Even if you don’t recognize the term “non linear editing,” odds are you’re more familiar with it than you think. Non linear editing (or NLE) is the reason why the editing process can look different from creator-to-creator.
NLE allows you to duplicate the original footage and make edits without worrying about altering the original content. You can start with any clip on the timeline rather than following the sequence from beginning to end.
In this article, we'll cover the ins and outs of how NLE uncomplicated post-production for filmmakers and videographers.
Before non linear editing was fully-realized, the post-production process involved cutting physical footage by hand and using linear methods to join the edited clips together. With the emergence of digital editing software, NLE took precedence over linear editing for various reasons.
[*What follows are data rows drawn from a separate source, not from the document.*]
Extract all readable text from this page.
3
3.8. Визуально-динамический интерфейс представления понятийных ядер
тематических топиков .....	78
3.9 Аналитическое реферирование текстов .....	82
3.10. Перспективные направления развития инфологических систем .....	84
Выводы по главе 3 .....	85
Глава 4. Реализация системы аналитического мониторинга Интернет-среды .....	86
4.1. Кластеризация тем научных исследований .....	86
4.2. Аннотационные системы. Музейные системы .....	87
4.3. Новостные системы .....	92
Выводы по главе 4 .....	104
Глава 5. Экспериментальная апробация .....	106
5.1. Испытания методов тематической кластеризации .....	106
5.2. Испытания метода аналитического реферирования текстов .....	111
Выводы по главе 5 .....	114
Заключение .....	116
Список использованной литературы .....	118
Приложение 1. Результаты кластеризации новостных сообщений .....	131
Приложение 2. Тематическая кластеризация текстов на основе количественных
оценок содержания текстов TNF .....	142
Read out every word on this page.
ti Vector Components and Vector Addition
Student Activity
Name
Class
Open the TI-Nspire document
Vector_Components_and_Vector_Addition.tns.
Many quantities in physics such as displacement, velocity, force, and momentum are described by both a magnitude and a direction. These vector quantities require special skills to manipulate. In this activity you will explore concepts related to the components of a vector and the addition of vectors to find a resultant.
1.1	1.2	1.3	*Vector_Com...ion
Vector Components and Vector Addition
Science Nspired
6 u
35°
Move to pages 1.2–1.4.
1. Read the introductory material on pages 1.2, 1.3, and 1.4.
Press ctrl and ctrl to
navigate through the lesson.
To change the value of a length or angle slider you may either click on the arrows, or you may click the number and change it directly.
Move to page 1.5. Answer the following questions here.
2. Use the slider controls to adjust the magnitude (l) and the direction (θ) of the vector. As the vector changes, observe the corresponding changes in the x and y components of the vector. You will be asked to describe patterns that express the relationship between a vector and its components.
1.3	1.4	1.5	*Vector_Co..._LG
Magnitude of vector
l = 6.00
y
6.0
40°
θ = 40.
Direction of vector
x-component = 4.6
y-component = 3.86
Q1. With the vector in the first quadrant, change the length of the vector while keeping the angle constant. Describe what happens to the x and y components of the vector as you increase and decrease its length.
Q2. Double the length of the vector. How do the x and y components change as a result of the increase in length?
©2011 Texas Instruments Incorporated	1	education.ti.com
For one, linear editing is far less forgiving than NLE. As the name suggests, edits are made sequentially from the first clip to the last clip without exception. Because of this, you’re not able to isolate an individual clip for editing without re-copying the rest.
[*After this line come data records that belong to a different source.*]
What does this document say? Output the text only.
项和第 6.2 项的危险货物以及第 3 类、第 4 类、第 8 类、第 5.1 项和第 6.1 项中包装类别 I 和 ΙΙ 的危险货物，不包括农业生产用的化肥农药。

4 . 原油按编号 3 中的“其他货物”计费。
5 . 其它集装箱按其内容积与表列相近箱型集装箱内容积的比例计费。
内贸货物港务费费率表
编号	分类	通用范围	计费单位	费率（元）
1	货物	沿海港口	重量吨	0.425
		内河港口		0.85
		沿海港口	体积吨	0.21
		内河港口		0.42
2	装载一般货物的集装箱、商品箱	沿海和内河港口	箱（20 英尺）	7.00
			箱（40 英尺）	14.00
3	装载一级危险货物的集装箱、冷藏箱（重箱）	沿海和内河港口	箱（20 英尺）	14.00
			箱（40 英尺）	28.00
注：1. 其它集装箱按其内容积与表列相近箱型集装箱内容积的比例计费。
This leaves little room for error — which can be troubling when reviewing and editing hours of RAW footage for a major project. In full transparency, linear methods can over-complicate post-production while non linear methods can simplify it.
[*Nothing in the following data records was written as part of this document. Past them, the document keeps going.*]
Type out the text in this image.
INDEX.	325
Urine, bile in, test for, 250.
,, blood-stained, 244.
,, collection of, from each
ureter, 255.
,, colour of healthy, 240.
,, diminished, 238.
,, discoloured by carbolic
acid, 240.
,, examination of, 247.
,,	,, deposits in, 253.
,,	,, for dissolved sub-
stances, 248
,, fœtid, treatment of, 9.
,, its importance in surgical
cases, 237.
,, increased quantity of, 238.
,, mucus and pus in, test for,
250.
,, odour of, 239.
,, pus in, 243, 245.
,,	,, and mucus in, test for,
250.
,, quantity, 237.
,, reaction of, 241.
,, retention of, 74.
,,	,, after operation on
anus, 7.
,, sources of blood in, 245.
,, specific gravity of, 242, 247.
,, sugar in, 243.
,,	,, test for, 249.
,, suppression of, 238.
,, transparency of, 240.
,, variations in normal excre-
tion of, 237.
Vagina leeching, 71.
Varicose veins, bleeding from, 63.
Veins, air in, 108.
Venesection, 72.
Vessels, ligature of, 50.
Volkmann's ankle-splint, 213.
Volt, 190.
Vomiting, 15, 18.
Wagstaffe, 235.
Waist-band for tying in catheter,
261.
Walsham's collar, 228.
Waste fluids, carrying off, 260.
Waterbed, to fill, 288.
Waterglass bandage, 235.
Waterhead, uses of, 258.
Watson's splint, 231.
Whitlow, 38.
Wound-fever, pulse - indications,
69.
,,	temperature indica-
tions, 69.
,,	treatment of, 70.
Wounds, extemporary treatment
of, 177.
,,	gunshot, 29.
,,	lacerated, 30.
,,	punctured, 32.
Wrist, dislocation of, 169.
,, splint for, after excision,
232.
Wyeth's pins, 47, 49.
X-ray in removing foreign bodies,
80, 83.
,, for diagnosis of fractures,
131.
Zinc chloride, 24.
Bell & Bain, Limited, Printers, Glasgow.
To better understand why this is the case, it’s important to recognize how exactly non linear editing benefits modern creators like you.
During post-production, you’re often working against a fast-approaching deadline.
Even if you leave ample time for the editing process, issues can occur along the way and slow progress. In times like this, linear editing will only add to the pressure of meeting deadlines by being inflexible.
While preparation is crucial when working on a new project, so is the ability to adapt quickly to unexpected changes. You might arrange the shot and stock footage like you planned in the shot list only to realize that another arrangement would have a stronger effect.
Non linear editing in its most modern form is extremely flexible and capable of doing just that.
You can capture and edit footage without having to follow sequential order. So if you’re excited to edit a shot — regardless of where it falls on the timeline — there’s nothing standing in your way. This flexibility takes some of the pressure off of the process.
Linear editing hinders the creative side of post-production because, with each edit, there is so much at stake. Changes to the footage can be reversed, but not easily. Adding new clips to the timeline can be done, but it’s often more trouble than it’s worth.
Because NLE allows for flexibility, you don’t have to feel obligated to produce a perfect final project in the first round of edits. If you discover that something is missing when reviewing your project’s progress, you can immediately address this without hassle.
Let’s say you didn’t include an aerial shot in a project’s shot list but believe it would enhance the setting. In this case, you can easily find and integrate stock video into the timeline. The same can be said for establishing shots, long shots, and model shots.
Instead of worrying about whether an edit is logistically possible, you have the freedom to try out different creative styles and reverse any edits that don’t have the right effect.
The majority of video editing softwares that you use on a daily basis are specifically designed for NLE. As a result, these softwares can handle excessive amounts of RAW footage and media files.
To further simplify the editing process, softwares like the ones listed below are equipped with features that enhance the visual appearance and sound quality of video and film projects.
With a NLE software, you can modify the color grading of individual clips or apply LUTs across the entire timeline for a cohesive appearance. As you work toward the final edit, you can also manipulate shadows and exposure to strengthen the imagery.
This is all to say that modern video editing software simplifies post-production through non linear editing and specialized features.
NLE softwares are in high demand, and rightly so. Whether you’re working on an independent film, YouTube video, or corporate campaign, there is a wide range of options available to you.
The video editors included below are popular among creators with the common goal of creating top-quality video and film projects.
Whether you’re taking on a short or long-form project, non linear editing is highly adaptable for new and experienced videographers alike.
If you prefer to edit footage in a linear fashion, you still have the ability to do so. The core difference between linear and non linear editing is that the latter is versatile whereas the former is cut-and-dry.
Regardless of how you go about the editing process, it’s worth noting that creative styles adapt over time. The process that works best for you now might not in six months or a year — in which case, you can readjust your approach and consider new options.
Your budget, deadline, and software significantly impact the post-production process. These elements factor into your creative decisions and can even work against you if anything goes wrong.
While you can’t account for every possible scenario, taking the NLE approach will give you an upper hand so that you can adapt quickly without complication.